First, lifting weights.
• For the first month, lift 3 days a week. Do 4 sets of each exercise, 10 reps per set, 2 minute rest between sets, so your body can get used to weightlifting. If the only weight you've ever lifted was your ---- last night when you were on Pron hub, you don't want to hit the gym and start lifting heavy as ---- on day 1, because it'll be bad for you. • You should do compound lifts. This is ---- that hits multiple muscles. Examples: Bench press, deadlift, military press, squats. • That's it. • Once you’ve been lifting for awhile, you want to up the intensity and start lifting heavier. Doing anywhere from 5-8 reps per set. You also want to split up your schedule to hit two muscle groups a day. This is what my schedule looks like: Monday: Chest & Triceps, Wednesday: Back & Biceps, and Friday: Shoulders & Legs. Some people like to do one muscle group a day and that’s fine, but I'm gonna recommend doing 2 a day. • The most important thing to keep in mind is to that you want to hit about 12 sets per muscle group.
So for chest you could do incline bench press, flat bench press, and chest dips, each for about 4 sets. • Bonus tip: You only need to lift for 1 hour max each time. Being in the gym for 2 hours a day is pointless especially for beginners and intermediates. Second, cardio. • A lot of guys who lift don't do any cardio, but I like to do it for a couple of reasons: (1) Burning calories through cardio is a lot more fun than eating 1 less meal each day, and (2) It's good for you to stay fit anyway. If you get winded running half a mile, you're still gonna look pretty stupid regardless of how good your six pack is and how big your biceps are.
• During your first few months of lifting, I recommend doing cardio 3 days a week, AFTER you lift, for about 20-30 minutes. Just jog on a treadmill, do the elliptical, have --- with some hot girls, whatever you feel like, switch it up and use it as an opportunity to try different things. • Once you've been working out for awhile, you can ramp up the cardio. I like to do interval training, which is where you go fast and slow in intervals. For example if I'm on a treadmill, I put it up to the max speed and do that for 20 seconds, then I cut it down to a powerwalking speed and do that for 40-60 seconds, and repeat that cycle 10-15 times.

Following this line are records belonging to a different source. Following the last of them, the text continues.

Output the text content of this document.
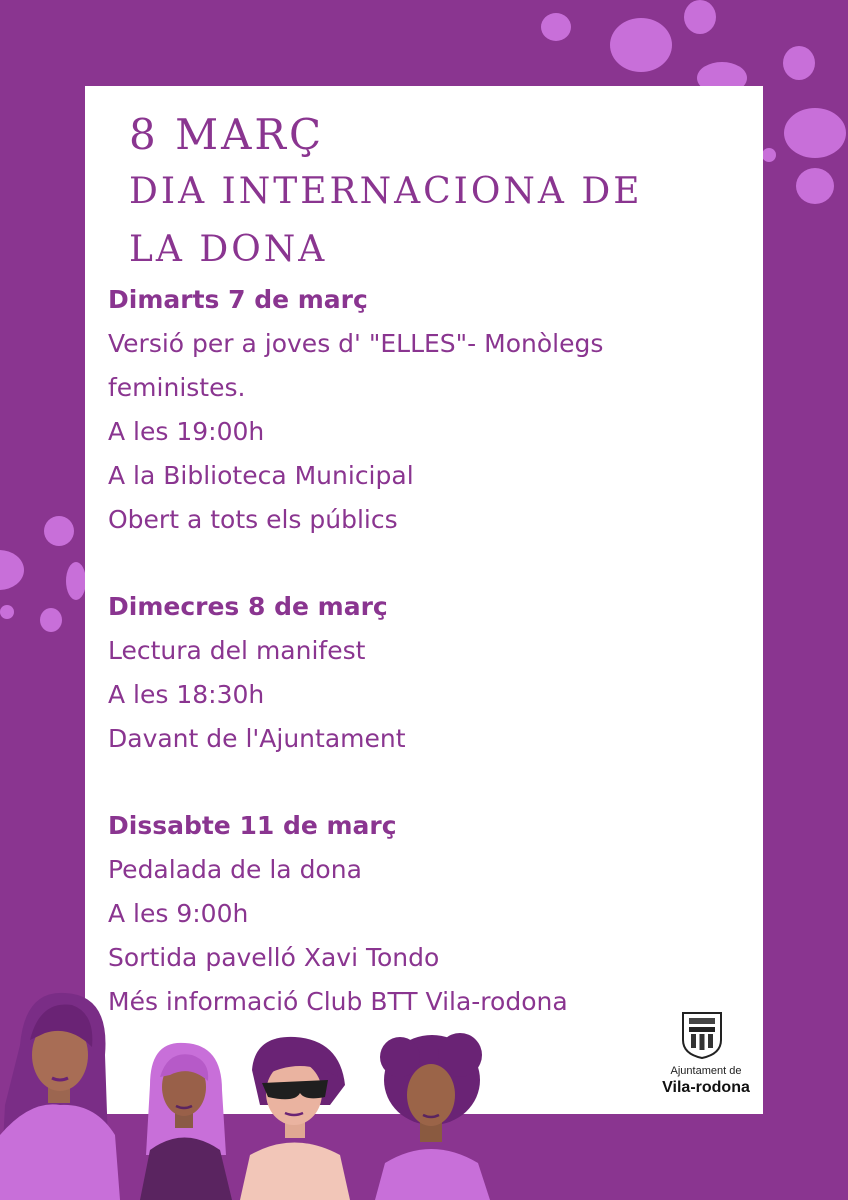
8 MARÇ
DIA INTERNACIONA DE
LA DONA
Dimarts 7 de març
Versió per a joves d' "ELLES"- Monòlegs
feministes.
A les 19:00h
A la Biblioteca Municipal
Obert a tots els públics
Dimecres 8 de març
Lectura del manifest
A les 18:30h
Davant de l'Ajuntament
Dissabte 11 de març
Pedalada de la dona
A les 9:00h
Sortida pavelló Xavi Tondo
Més informació Club BTT Vila-rodona
Ajuntament de
Vila-rodona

That's it. You can do it on a treadmill, or outside, or on the elliptical or the bike or any machine other than the stairmaster. I like to do this for 2 reasons: (1) it's a lot more fun, (2) it doesn't take up as much time, and (3) it allegedly burns a higher percentage of fat than regular cardio. I say allegedly because SOME people disagree, but I've ALWAYS had better results with intervals, so I recommend it. Just keep in mind that you should start intervals once you're already used to lifting, because it is a lot more intense than regular cardio which means it can cut into your recovery, so if you're just starting out you don't want to go too hard or you can get injured.
Third, diet. • For your diet, all you really need to do is: (1) Eat healthy stuff . Don't make a big deal out of this, just eat stuff that you think is healthy, like vegetables, fruit, potatoes, rice, beans, and so on, and avoid stuff that you think is unhealthy, like candy, soda, and cheetos. You don't have to over complicate it. (2) Take a general estimate of how many calories you eat right now. If you eat a pretty regular diet it's probably about 2000. If you eat 3 meals a day and you also pig out on snacks while you watch Netflix at 2am, then it's probably about 2500. Now, when you start working out, you want to put on muscle, so you're gonna eat about 500 calories more than you usually do.
As long as you work out hard, do your cardio, and eat clean, you'll either gain very little fat, or no fat at all, so you don't need to worry about that. If you do find yourself putting on fat, then don't even worry about it, it just means you're eating too much, so all you need to do is cut down on how much you're eating, and that's it. (3) If you're already fat, and you want to lose fat, then instead of adding 500 calories to your current diet, just subtract 500 instead. Simple. You don't have to count calories, you can just eyeball it, but if you feel like you're not seeing results fast enough and you want to do it then go for it. So that's pretty much it. In summary, lift 3 times a week at first, then progress to 5 times a week. Do intervals for cardio. Eat 500 calories more, or 500 calories less, depending on whether you're currently skinny or fat.